His thumbs turned circles against her arms, and Charlie felt heat creep up her neck.
It was like reliving her youth, hands sliding over her, her body reacting to the touch.
She wanted to lean into the comfort. No, no, no!
She needed to lock the feelings back up in that box, bolt it closed and toss it into the deepest part of the ocean.
“No one here has any big expectations of you,” Julian said, leaning close enough that he could look her in the eye. His whispered words caressed her cheek. “You know what I was thinking about?”
“What?” Her gaze followed his as he dropped his hands.
“The way you used to talk to people. Anyone.

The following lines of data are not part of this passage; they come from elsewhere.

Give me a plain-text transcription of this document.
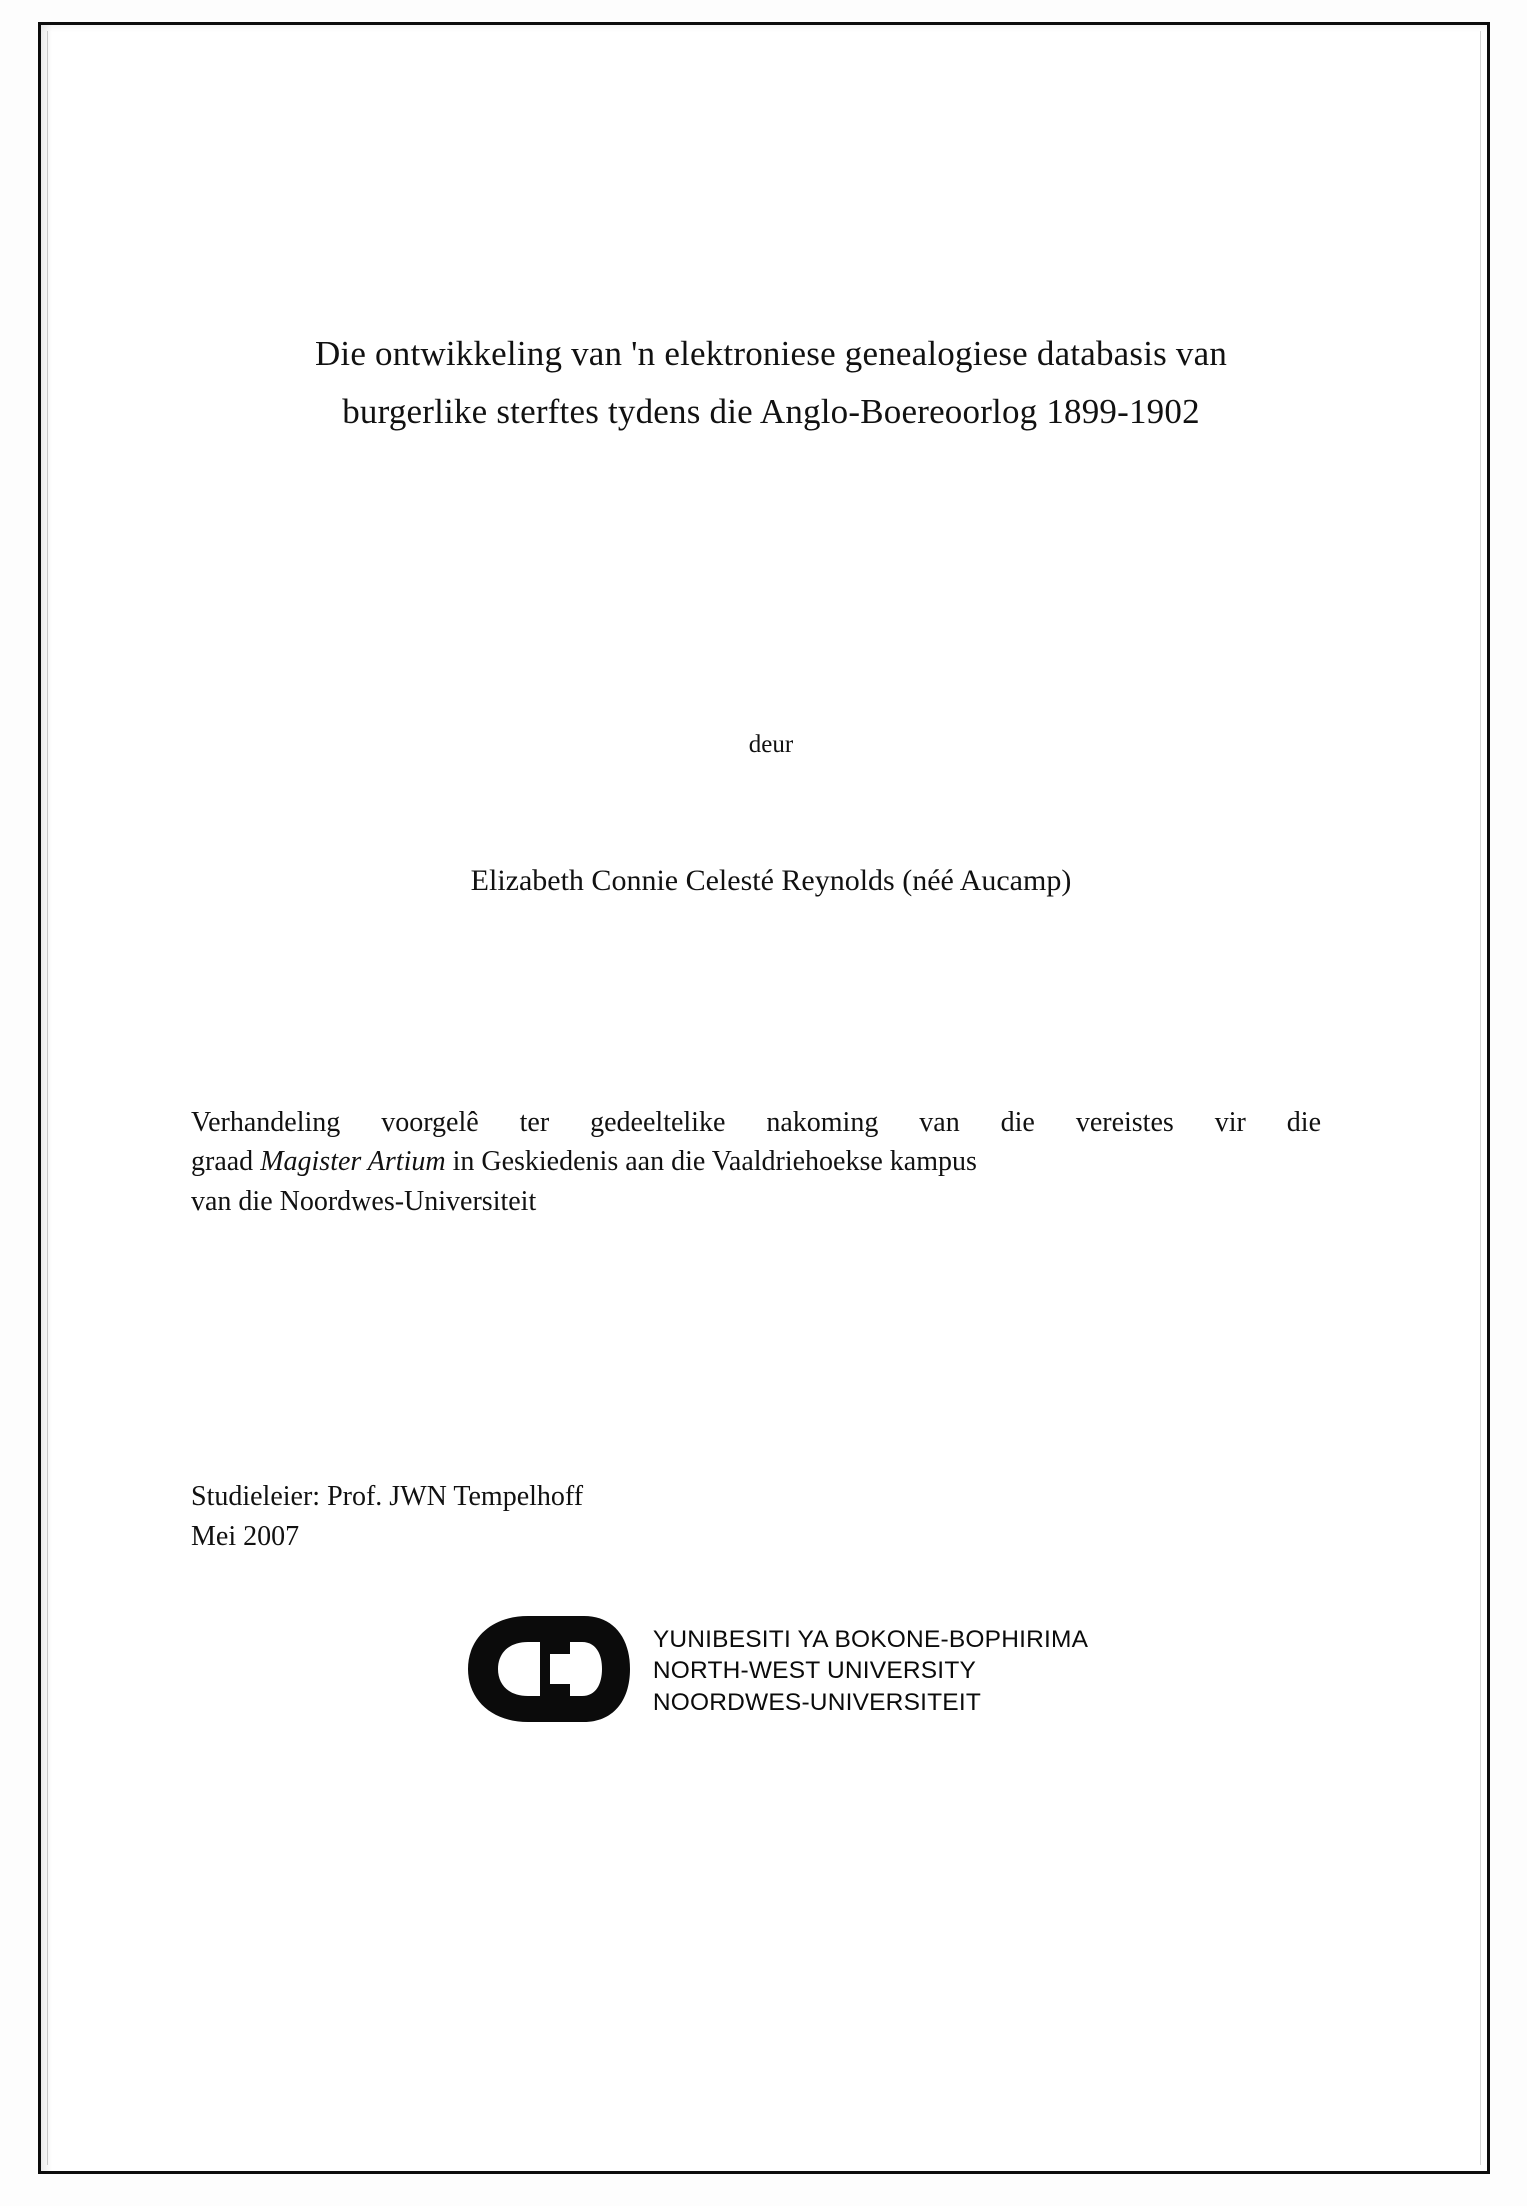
Die ontwikkeling van 'n elektroniese genealogiese databasis van
burgerlike sterftes tydens die Anglo-Boereoorlog 1899-1902
deur
Elizabeth Connie Celesté Reynolds (néé Aucamp)
Verhandeling voorgelê ter gedeeltelike nakoming van die vereistes vir die
graad Magister Artium in Geskiedenis aan die Vaaldriehoekse kampus
van die Noordwes-Universiteit
Studieleier: Prof. JWN Tempelhoff
Mei 2007
YUNIBESITI YA BOKONE-BOPHIRIMA
NORTH-WEST UNIVERSITY
NOORDWES-UNIVERSITEIT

Everyone. You could start up a conversation with a stranger at the store or someone walking past your grandmother’s house while we sat on the porch.”
“You remember that?”
He nodded. “You have a way of engaging with people. Of making them feel comfortable and welcomed into any space. I always marveled at how you did that. And I figured you couldn’t possibly have a shy bone in your body.”
Listening to him talk made her breath catch, the fondness threatening to give her whiplash.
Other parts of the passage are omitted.